Turso supports vector search as a native feature — no extensions required. Store vector embeddings alongside your relational data and query them using built-in distance functions for similarity search.

## Vector Types

Turso supports **dense**, **sparse**, **quantized**, and **binary** vector representations, each suited to different workloads.

### Dense Vectors

Dense vectors store a value for every dimension.
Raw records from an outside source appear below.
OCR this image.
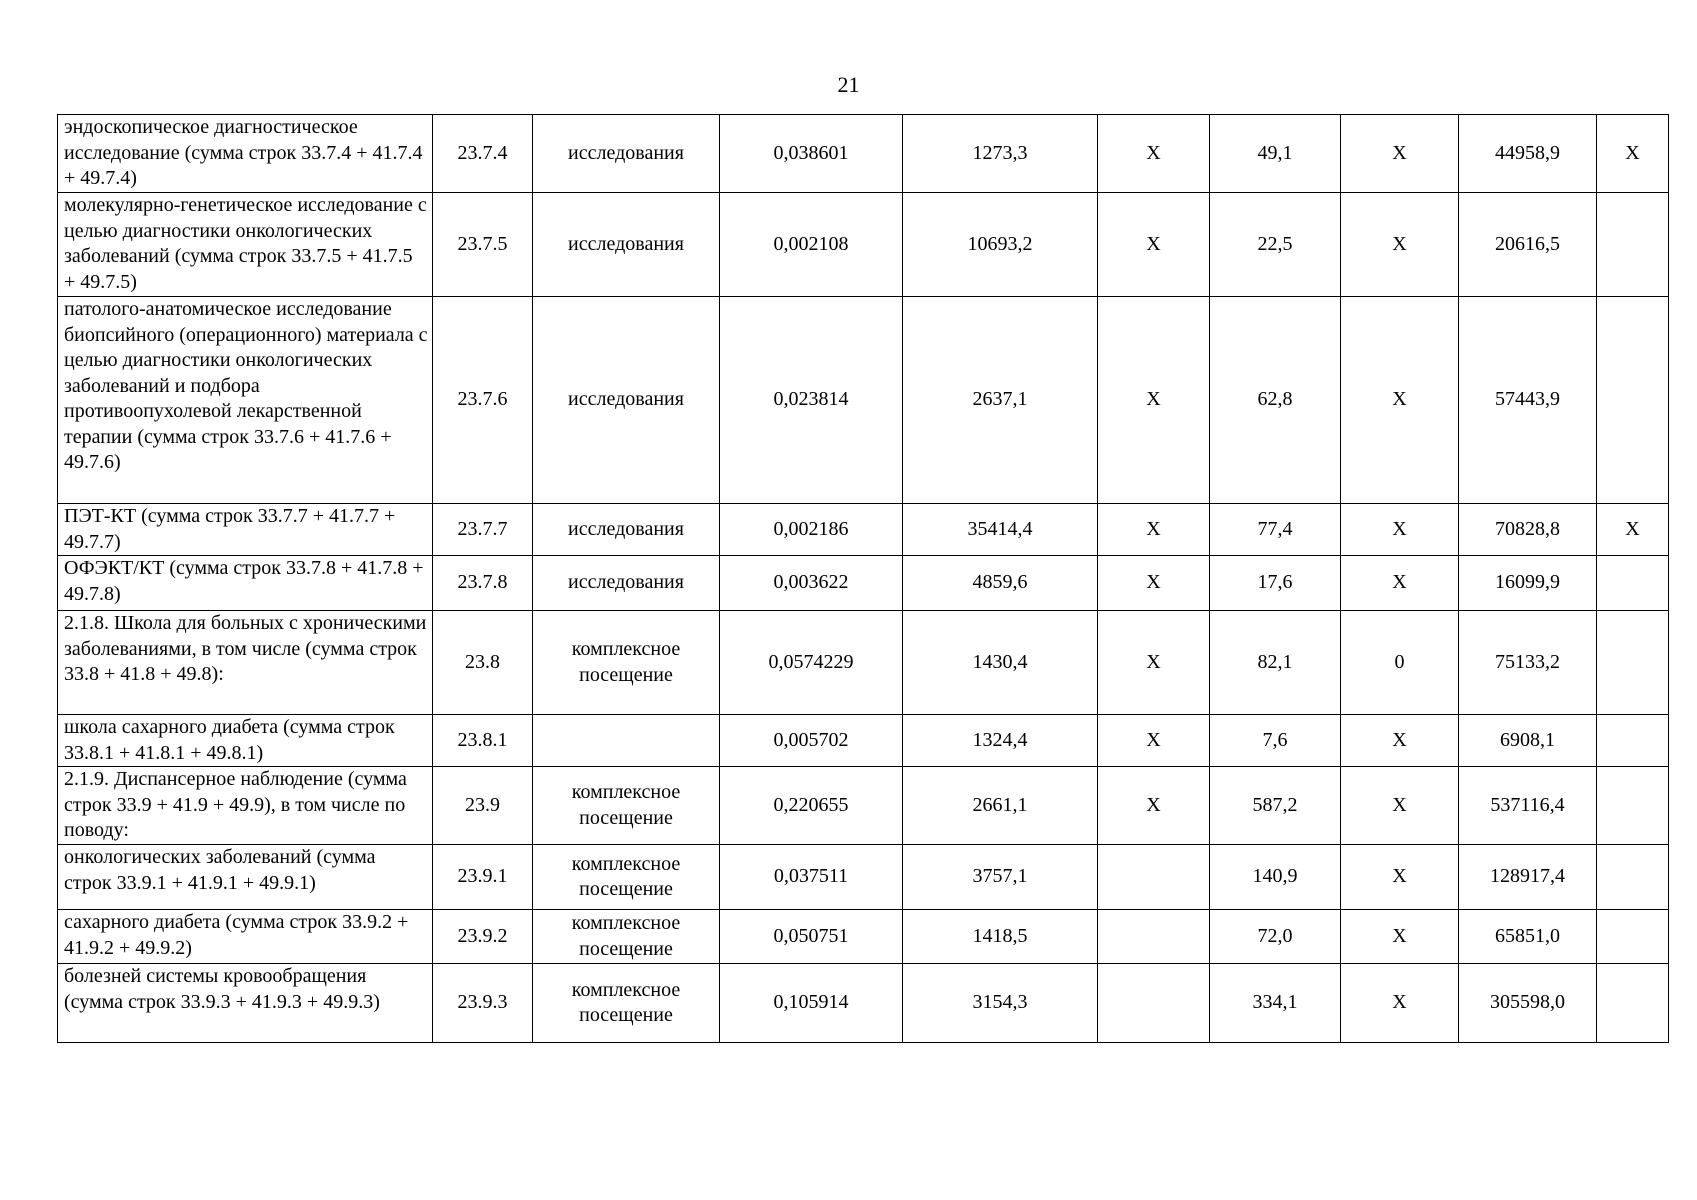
21
эндоскопическое диагностическое исследование (сумма строк 33.7.4 + 41.7.4 + 49.7.4)	23.7.4	исследования	0,038601	1273,3	X	49,1	X	44958,9	X
молекулярно-генетическое исследование с целью диагностики онкологических заболеваний (сумма строк 33.7.5 + 41.7.5 + 49.7.5)	23.7.5	исследования	0,002108	10693,2	X	22,5	X	20616,5	
патолого-анатомическое исследование биопсийного (операционного) материала с целью диагностики онкологических заболеваний и подбора противоопухолевой лекарственной терапии (сумма строк 33.7.6 + 41.7.6 + 49.7.6)	23.7.6	исследования	0,023814	2637,1	X	62,8	X	57443,9	
ПЭТ-КТ (сумма строк 33.7.7 + 41.7.7 + 49.7.7)	23.7.7	исследования	0,002186	35414,4	X	77,4	X	70828,8	X
ОФЭКТ/КТ (сумма строк 33.7.8 + 41.7.8 + 49.7.8)	23.7.8	исследования	0,003622	4859,6	X	17,6	X	16099,9	
2.1.8. Школа для больных с хроническими заболеваниями, в том числе (сумма строк 33.8 + 41.8 + 49.8):	23.8	комплексное посещение	0,0574229	1430,4	X	82,1	0	75133,2	
школа сахарного диабета (сумма строк 33.8.1 + 41.8.1 + 49.8.1)	23.8.1		0,005702	1324,4	X	7,6	X	6908,1	
2.1.9. Диспансерное наблюдение (сумма строк 33.9 + 41.9 + 49.9), в том числе по поводу:	23.9	комплексное посещение	0,220655	2661,1	X	587,2	X	537116,4	
онкологических заболеваний (сумма строк 33.9.1 + 41.9.1 + 49.9.1)	23.9.1	комплексное посещение	0,037511	3757,1		140,9	X	128917,4	
сахарного диабета (сумма строк 33.9.2 + 41.9.2 + 49.9.2)	23.9.2	комплексное посещение	0,050751	1418,5		72,0	X	65851,0	
болезней системы кровообращения (сумма строк 33.9.3 + 41.9.3 + 49.9.3)	23.9.3	комплексное посещение	0,105914	3154,3		334,1	X	305598,0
Turso provides two precision levels:

| Function   | Precision    | Storage per dimension | Best for                                           |
| ---------- | ------------ | --------------------- | -------------------------------------------------- |
| `vector32` | 32-bit float | 4 bytes               | Most ML embeddings (OpenAI, sentence transformers) |
| `vector64` | 64-bit float | 8 bytes               | Applications requiring higher precision            |

### Sparse Vectors

Sparse vectors only store non-zero values and their indices, making them memory-efficient for high-dimensional data with many zero values.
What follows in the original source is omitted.